Dr. Barradas, with his daily displays of inimitable fashion sense and extraordinarily warm collegiality, will be deeply missed.
June 19, 2020 | Emily Hind (Professor, Department of Spanish and Portuguese Studies)
Distinguished colleague Efraín Barradas retired in May 2020, after working twenty years, since 2000, with the Center for Latin American Studies in a joint appointment with the Department of Romance Languages (now Spanish and Portuguese Studies). UF loses an internationally celebrated star professor with this retirement but gains an Emeritus faculty who will never wear out his welcome.

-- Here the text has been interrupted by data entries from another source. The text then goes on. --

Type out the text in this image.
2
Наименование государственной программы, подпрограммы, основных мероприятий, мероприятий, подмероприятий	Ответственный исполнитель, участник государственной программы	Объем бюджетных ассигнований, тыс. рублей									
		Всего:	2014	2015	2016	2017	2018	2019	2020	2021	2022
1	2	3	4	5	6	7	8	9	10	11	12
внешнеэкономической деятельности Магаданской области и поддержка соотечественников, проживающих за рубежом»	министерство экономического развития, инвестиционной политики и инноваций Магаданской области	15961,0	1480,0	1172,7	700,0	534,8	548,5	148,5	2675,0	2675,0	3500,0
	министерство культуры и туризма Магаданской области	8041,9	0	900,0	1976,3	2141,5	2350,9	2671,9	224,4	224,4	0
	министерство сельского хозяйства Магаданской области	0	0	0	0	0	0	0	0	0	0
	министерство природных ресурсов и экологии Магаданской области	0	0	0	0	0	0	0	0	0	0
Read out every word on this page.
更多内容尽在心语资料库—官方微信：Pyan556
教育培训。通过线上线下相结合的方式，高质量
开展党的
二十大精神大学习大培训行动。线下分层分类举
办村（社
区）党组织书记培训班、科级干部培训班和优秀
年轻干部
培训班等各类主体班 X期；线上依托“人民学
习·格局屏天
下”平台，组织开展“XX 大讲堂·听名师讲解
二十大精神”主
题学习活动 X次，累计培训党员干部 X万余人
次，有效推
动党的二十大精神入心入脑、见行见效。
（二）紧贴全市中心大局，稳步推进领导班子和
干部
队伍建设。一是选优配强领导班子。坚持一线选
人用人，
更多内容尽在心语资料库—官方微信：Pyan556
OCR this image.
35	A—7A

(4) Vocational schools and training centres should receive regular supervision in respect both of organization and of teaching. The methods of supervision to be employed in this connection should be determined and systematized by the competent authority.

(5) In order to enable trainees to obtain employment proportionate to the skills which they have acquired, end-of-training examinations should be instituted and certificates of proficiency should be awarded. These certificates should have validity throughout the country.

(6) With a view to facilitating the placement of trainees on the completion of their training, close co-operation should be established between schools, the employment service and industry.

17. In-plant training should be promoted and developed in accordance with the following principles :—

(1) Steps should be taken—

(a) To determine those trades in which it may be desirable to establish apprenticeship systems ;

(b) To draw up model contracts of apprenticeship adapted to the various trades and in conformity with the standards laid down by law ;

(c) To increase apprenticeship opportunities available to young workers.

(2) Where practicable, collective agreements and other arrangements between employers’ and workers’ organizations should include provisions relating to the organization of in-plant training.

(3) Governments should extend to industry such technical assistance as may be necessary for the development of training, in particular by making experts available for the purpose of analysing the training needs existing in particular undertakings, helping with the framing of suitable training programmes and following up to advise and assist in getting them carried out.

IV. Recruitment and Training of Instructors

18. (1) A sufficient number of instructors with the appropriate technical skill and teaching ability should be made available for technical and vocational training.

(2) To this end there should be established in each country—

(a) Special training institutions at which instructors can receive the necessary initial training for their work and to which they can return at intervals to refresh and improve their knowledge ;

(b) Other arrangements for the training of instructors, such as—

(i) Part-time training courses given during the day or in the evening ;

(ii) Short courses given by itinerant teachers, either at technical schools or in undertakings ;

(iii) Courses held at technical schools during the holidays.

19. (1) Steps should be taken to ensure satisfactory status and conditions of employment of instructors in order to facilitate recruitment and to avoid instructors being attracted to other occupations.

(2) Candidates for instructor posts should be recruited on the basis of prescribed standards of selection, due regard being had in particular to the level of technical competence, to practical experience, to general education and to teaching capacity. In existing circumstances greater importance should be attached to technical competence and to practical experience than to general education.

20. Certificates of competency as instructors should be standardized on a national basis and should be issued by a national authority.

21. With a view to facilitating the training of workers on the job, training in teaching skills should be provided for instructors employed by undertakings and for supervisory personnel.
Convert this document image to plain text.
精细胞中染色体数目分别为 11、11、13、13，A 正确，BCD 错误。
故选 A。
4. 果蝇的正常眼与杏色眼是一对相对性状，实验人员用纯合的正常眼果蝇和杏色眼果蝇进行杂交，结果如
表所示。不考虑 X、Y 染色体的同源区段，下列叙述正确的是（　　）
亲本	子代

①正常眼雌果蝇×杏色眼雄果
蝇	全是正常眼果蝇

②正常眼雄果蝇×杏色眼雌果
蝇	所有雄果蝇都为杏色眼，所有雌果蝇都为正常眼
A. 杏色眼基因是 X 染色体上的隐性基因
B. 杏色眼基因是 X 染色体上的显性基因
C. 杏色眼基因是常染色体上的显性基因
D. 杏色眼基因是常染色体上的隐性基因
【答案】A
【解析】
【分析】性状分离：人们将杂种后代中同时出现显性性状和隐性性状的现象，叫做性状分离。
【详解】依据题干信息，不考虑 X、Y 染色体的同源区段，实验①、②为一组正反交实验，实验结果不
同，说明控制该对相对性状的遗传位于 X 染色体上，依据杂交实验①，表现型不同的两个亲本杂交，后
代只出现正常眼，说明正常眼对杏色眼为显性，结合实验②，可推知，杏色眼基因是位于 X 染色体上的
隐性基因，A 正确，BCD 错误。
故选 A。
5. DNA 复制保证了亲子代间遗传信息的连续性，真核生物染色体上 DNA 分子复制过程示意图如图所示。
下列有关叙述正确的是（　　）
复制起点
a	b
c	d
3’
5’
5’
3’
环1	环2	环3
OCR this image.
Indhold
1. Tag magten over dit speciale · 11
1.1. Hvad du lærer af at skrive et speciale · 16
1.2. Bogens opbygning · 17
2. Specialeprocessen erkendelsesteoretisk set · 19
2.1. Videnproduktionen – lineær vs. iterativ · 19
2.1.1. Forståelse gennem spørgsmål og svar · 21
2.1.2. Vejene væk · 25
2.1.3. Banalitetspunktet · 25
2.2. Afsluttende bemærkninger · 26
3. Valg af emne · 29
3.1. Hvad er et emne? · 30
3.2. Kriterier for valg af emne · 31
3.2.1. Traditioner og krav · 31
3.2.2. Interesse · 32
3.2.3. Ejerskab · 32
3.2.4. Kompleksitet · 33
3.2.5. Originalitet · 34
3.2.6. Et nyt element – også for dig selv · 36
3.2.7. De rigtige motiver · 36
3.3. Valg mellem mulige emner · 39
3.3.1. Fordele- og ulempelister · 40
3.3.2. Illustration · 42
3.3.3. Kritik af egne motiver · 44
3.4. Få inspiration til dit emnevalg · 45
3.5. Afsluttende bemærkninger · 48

After graduating from Princeton in 1978, Dr. Barradas taught at the University of Massachusetts, Boston. He also filled visiting positions at Harvard University (from 1983 to 1984, and the spring semesters of 1990, 1991, 1992, 1995). For 14 years (1985 to 1999), Professor Barradas worked as the Chairperson of the Spanish and Portuguese department (renamed Hispanic Studies) at the University of Massachusetts, Boston. Professor Barradas wrote more than 50 articles of literary criticism, beginning in 1974. His storied career saw him publish an overflowing shelf of academic books, centering on Puerto Rican literature and branching to topics of the Caribbean and beyond. His books include criticism on Puerto Rican literature (1998), two anthologies of Puerto Rican poetry (1980, 1992), an anthology of Puerto Rican short stories (1983), two studies on the author Luis Rafael Sánchez, Para devorarte otra vez (2017) and Para leer en puertorriqueño (1981), and one on printmaker and painter Lorenzo Homar, Mente, mirada, mano (2007).
One decade after his debut in literary criticism, in 1984, Dr. Barradas published the first of what became more than a dozen articles on art criticism. He eventually authored three art catalogs: one each on Puerto Rican artists Wilfredo Chiesa (1986), Marcos Irizarry (1987), and Néstor Millán Alvarez (2002).
Over the span of his career, Barradas was a generous collaborator, with five prologues and nearly 200 book reviews to his name. In addition to his highly respected academic contributions, Professor Barradas frequently contributed cultural notes to the newspapers of Puerto Rico, and the popular press tended to return the favor by widely acknowledging his work, making him a celebrity intellectual.
Toward the end of his career, Professor Barradas began to publish his creative writing. My class read his memoir Inventario con retrato de familia (2018), a series of essays that contemplate the emotionally and materially onerous task of packing up the narrator’s parents’ home in Puerto Rico, once they are no longer able to care for themselves. Inventario con retrato de familia, along with another of Dr. Barradas’ recent books, received a glowing review in the latest number of the literary journal Chasqui.
Professor Barradas enjoyed prestigious membership on innumerable editorial and advisory boards based in Puerto Rico and the mainland. He was a tireless mentor to students and dedicated his Sundays to reading dissertation chapters. At UF alone, Professor Barradas served on 63 doctoral committees, 18 as Chair.
In the city of Gainesville, Dr. Barradas is known for his gracious hospitality at his photo-shoot-ready residence in Florida Park, where he showcases a rotating selection of Latin American and Latinx artwork drawn from a vast personal collection of professional and folkloric craft traditions. Professor Barradas lent some of those pieces, as well as signed books, to exhibitions held at the UF art museum and at the UF Latin American and Caribbean collection at the library.
Dr. Barradas, with his daily displays of inimitable fashion sense and extraordinarily warm collegiality, will be deeply missed.